Al enfriarse, Agloj filtró la mezcla para retirar palitos o abejas que caen en la paila, seducidas por el dulzor.


Al día siguiente, se recogen cuatro huevos frescos, de las gallinas del patio de la casa y se colocan sobre la mesa con todos los demás ingredientes. Primero se le agregan los huevos a la mezcla hasta que todo quede incorporado. Luego, desde una taza con ¾ de aceite, se agregan varios chorritos y la harina de trigo, en forma alterna. Agloj tuvo el cuidado de cernir la harina para que no formara grumos y para que los líquidos fueran absorbidos de mejor manera. Al primer cernido se le agregan una cucharadita de bicarbonato y dos de polvo de hornear. La cantidad de harina va a depender de lo líquido de la mezcla, así que Agloj recordó como decía su madre: «Se le agrega harina hasta que la mezcla haga pliegues al sacar la cuchara del interior».
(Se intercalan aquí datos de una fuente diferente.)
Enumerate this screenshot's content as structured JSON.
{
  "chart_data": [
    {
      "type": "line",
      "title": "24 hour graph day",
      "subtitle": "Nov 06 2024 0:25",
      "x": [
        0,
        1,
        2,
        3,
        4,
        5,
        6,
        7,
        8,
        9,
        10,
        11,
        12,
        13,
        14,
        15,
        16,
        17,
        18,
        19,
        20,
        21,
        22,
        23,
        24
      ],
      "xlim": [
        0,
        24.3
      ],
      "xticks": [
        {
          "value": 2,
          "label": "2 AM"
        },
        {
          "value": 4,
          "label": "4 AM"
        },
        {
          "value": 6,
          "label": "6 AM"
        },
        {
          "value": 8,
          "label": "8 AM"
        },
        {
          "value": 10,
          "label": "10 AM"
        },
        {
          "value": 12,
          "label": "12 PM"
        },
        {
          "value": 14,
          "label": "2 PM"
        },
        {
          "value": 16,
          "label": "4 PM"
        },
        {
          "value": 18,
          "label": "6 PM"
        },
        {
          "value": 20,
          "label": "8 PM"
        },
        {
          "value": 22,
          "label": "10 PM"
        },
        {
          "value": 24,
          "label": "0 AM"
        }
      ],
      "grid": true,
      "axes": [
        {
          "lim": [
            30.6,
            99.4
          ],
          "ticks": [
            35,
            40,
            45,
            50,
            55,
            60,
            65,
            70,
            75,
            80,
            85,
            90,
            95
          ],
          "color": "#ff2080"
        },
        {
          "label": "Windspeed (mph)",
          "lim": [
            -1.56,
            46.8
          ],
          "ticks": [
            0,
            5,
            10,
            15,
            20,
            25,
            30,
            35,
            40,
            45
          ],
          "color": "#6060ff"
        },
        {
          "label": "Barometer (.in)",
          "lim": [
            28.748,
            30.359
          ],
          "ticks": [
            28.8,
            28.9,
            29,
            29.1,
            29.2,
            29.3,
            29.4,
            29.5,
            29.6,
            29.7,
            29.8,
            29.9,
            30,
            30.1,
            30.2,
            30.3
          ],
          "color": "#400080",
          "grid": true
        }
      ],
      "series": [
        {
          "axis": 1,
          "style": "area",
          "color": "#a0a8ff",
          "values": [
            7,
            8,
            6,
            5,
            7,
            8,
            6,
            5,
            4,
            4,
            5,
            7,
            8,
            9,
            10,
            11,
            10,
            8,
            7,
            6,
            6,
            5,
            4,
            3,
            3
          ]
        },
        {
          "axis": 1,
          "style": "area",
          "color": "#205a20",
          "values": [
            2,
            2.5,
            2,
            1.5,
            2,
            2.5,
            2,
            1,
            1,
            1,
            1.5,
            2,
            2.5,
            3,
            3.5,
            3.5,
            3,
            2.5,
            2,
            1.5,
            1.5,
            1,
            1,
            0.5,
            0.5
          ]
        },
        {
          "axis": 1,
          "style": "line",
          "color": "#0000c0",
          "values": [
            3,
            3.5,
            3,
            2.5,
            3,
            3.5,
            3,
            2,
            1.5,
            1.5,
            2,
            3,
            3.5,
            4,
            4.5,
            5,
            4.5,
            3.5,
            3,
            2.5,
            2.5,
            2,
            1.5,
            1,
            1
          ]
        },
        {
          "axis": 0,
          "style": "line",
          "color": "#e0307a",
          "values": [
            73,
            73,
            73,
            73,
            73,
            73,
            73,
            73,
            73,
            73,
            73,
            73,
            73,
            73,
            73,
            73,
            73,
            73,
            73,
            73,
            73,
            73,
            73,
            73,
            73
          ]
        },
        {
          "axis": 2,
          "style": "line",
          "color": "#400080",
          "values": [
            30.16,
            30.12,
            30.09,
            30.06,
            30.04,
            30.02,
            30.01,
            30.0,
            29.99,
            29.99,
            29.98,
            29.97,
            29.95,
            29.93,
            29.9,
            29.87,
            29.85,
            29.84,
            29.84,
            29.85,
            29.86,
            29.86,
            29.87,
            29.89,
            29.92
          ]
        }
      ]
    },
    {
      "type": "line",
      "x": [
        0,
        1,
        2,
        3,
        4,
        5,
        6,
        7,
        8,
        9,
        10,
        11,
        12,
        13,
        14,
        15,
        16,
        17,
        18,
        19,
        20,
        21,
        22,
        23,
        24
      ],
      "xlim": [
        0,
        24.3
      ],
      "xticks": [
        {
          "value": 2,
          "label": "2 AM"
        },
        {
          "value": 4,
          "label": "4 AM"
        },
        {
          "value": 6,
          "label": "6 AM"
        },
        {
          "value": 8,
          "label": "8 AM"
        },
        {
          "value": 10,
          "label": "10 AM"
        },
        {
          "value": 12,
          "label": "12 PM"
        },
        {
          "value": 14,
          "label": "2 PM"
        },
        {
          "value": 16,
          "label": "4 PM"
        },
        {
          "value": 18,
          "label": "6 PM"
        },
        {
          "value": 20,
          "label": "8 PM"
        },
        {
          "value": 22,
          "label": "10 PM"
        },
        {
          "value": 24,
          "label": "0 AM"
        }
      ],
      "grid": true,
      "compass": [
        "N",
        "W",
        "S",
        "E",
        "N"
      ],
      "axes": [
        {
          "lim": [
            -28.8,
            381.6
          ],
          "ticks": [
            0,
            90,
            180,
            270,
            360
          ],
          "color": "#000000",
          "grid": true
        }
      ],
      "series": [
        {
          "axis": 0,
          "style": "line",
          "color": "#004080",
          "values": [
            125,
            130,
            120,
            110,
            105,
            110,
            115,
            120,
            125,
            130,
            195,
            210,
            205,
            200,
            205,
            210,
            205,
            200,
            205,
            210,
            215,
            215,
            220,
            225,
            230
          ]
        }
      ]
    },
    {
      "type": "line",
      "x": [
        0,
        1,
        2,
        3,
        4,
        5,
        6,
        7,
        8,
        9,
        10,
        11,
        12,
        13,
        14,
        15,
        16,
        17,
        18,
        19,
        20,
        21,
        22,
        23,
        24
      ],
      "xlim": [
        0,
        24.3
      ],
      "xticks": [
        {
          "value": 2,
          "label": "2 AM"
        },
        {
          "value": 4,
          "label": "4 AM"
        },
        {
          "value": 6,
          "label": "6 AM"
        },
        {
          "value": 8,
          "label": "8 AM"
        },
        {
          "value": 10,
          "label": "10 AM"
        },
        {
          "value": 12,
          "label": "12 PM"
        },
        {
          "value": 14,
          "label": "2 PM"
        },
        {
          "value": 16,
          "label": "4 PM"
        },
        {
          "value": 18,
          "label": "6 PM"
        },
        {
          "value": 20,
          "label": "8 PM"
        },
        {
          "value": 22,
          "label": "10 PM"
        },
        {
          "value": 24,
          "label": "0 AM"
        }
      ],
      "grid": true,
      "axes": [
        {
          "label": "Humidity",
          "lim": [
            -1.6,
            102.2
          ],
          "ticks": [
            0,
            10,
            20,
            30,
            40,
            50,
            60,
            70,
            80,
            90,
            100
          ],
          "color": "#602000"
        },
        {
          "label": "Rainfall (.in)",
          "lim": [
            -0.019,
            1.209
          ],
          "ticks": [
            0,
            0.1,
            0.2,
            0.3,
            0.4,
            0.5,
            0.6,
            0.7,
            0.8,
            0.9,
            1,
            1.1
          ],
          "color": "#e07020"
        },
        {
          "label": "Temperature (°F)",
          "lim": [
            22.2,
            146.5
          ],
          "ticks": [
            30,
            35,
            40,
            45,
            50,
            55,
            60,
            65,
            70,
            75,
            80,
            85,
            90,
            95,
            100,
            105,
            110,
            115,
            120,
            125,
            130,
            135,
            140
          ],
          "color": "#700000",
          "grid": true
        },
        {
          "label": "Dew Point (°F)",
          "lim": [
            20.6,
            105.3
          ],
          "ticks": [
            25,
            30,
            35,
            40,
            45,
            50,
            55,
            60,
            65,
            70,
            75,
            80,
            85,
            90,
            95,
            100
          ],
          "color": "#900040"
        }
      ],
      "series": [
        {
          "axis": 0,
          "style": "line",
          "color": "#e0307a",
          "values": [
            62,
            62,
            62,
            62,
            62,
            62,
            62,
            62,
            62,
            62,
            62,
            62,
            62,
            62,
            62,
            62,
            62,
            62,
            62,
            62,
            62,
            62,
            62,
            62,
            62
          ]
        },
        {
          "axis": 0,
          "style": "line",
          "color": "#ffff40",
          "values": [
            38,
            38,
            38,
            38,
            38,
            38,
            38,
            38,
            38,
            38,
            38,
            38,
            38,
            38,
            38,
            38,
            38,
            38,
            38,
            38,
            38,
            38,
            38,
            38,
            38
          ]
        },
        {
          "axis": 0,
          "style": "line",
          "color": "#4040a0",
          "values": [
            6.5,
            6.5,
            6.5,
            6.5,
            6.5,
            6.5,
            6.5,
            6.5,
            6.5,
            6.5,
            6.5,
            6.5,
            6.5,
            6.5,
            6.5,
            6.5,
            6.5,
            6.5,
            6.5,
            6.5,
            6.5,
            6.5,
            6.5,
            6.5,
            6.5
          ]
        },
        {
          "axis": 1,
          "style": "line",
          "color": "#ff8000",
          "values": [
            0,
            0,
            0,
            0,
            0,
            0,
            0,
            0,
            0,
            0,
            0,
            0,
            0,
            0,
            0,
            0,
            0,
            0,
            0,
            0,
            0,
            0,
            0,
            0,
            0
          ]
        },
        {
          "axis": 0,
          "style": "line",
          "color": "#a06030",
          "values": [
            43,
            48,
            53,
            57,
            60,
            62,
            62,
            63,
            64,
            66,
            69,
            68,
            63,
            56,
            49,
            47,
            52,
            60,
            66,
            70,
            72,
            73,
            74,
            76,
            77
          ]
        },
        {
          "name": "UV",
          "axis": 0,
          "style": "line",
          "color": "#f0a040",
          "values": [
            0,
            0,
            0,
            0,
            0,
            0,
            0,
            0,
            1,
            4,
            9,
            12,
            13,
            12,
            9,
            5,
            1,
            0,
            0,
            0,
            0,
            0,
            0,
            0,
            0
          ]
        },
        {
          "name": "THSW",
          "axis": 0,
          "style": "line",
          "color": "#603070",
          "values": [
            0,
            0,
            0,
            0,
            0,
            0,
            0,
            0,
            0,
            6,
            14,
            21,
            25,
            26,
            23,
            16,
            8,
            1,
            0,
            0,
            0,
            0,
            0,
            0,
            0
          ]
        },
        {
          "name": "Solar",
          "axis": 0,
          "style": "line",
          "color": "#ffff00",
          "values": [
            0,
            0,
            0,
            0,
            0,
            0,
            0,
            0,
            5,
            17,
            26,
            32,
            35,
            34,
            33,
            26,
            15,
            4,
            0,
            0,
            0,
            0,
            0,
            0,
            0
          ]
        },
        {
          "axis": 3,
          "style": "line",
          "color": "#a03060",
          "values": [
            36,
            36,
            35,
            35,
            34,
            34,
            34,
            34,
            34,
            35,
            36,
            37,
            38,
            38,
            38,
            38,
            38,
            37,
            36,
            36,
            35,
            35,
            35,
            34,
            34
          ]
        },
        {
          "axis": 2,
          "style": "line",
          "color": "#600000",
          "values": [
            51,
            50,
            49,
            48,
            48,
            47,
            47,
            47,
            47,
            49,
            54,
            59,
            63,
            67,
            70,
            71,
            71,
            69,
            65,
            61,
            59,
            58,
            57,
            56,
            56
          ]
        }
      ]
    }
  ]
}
«Esta es la mezcla base solo queda trabajar con imaginación», se dijo a sí misma.


Agloj sabía que se le puede colocar pasitas, ciruelas y frutos secos como la nuez o el maní. Esta vez, le puso solo pasitas negras. Luego colocó gentilmente el contenido en un molde y lo cocinó a 380ºF por una hora.



El olor inundó la casa. La masa, negra, crece con las harinas y se esponja. Los olores de la melaza de caña junto a las especias producen sensaciones mágicas en el olfato, y más cuando la probamos.


Agloj decidió celebrar su nuevo cumpleaños e invitó a su abuelo, a la Tía Maruja, y a sus amigos del bosque. En la puerta antes de entrar, los invitados pudieron leer: «Esperanto, espero, esperanza…»


Alberto.


PD: Estas seis entregas de «Recetas de Magia Blanca y Dulce», son un homenaje a mi madre, quien, sin dudas, fue una maga blanca.